The Spacexers are immediately replaced by a nice couple.  The man, maybe 35 is a handsome guy and strikes me a Spanish - not Mexican but European - Castilian in his accent.  Not that I am an expert.  I am surprised to find out that they are from Minnesota, currently living in Las Vegas. So much for my ethnic radar.  Turns out she is a college professor, teaching, ironically in my case Family Therapy! They moved to Las Vegas so she could take a job at U.N.L.V.    They freely admit that they are burned out on Las Vegas which I tell them I totally understand.  She is applying to different colleges around the country.  I mention University of North Texas.  Up until we moved I had never heard of the school and assumed it was some sort of junior college in the Texas system.  It turns out they have over 40,000 students which puts UNT as the second or third largest school in Texas, tying University of Houston and beaten only by the University of Texas in Austin.  My new friend immediately warms to the conversation.  As luck would have it, his sister lives in Plano, Texas.  Plano is a rapidly growing suburb of Dallas, almost single handedly invented by millionaire and former Presidential candidate Ross Perot when he moved his company EDS and later Perot Systems to Plano.  My Minnesotan Castilian pronounces Plano it like it is spelled Plano, rather than the actual pronunciation, which is wrongly pronounced Plain O by Texans.  I let it pass.  He is egger to be near his sister.  His "partner" (I was quickly corrected when I referred to her as "wife", seems cool on the idea of Texas.

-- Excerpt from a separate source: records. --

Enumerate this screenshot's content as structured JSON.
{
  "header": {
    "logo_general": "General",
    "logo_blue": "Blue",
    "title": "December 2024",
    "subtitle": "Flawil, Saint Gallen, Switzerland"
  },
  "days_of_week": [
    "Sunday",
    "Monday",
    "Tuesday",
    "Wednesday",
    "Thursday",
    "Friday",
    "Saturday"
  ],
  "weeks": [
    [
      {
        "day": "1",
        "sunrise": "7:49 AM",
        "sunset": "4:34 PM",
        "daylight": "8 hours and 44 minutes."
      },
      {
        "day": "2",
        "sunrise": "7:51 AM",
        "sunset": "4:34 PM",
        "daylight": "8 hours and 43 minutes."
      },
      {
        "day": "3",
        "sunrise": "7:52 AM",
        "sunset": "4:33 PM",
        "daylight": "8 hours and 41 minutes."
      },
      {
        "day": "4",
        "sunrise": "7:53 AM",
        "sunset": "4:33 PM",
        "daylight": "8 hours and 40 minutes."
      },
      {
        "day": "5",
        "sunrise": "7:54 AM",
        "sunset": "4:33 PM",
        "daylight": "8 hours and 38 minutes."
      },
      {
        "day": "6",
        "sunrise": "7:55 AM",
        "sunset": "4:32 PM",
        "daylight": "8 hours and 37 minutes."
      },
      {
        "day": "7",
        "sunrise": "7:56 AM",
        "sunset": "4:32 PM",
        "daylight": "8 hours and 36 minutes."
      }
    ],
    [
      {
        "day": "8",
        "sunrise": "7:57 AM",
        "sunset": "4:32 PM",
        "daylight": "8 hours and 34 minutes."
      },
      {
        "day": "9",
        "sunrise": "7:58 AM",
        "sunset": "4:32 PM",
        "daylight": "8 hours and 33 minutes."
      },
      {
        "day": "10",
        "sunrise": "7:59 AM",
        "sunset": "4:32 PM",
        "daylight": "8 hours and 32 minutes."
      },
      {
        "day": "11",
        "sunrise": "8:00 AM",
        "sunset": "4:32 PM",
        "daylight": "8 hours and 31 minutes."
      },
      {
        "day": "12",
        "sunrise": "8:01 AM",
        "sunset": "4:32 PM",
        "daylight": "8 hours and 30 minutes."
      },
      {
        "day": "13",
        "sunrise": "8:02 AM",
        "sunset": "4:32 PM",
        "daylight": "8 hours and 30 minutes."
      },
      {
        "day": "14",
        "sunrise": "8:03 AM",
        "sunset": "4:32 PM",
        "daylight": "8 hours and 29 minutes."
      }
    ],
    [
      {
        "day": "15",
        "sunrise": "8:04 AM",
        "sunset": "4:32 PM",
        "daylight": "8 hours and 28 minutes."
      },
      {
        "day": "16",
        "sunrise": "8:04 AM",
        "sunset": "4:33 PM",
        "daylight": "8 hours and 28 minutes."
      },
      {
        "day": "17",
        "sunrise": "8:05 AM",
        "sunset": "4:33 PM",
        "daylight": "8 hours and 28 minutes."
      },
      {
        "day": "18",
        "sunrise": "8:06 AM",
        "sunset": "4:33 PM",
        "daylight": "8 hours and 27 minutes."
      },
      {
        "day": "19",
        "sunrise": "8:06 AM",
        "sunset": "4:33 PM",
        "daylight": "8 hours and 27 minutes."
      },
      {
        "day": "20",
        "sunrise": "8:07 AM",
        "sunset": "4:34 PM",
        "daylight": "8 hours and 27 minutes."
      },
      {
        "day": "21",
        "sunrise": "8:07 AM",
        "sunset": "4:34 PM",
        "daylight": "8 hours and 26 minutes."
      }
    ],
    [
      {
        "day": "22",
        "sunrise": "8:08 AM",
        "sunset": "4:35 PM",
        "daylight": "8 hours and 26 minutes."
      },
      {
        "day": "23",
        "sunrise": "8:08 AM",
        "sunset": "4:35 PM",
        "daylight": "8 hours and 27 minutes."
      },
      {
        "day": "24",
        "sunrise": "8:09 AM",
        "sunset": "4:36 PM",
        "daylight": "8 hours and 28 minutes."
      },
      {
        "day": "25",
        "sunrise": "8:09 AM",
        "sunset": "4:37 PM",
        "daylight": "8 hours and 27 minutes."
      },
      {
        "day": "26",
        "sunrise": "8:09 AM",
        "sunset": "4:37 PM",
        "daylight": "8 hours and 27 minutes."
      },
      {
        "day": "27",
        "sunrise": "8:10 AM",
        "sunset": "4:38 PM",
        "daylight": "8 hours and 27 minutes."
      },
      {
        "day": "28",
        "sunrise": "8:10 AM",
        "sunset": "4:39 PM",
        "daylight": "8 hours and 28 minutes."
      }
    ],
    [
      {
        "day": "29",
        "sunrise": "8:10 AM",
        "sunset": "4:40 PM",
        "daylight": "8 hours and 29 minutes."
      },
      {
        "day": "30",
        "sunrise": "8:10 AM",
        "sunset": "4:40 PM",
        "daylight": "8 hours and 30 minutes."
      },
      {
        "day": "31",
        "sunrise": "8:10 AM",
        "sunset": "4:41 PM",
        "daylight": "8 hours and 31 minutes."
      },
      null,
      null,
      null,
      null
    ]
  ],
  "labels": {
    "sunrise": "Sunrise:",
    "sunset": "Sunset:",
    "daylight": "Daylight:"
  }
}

By this time Loo Loo and I have finished our hamburger which was wonderful.  For this first time I strayed from the B.A.T.A., which stands for Bacon, Arugula, Tomato and Avocado with Chipotle Aioli on Ciabatta bread.   When you are munching on a B.A.T.A. on the patio of the Venice Ale House with the sun warming your shoulder you have no doubt that you are in Southern California.   This Friday, however, I return to my beef centric Midwestern, Jimmy Buffetian roots and enjoy what has to be called a Cheeseburger in Paradise.  With the sun warming my back and a glass (or two) of Pinot Noir warming my tummy if this isn't paradise it is a reasonable enough facsimile for this boy.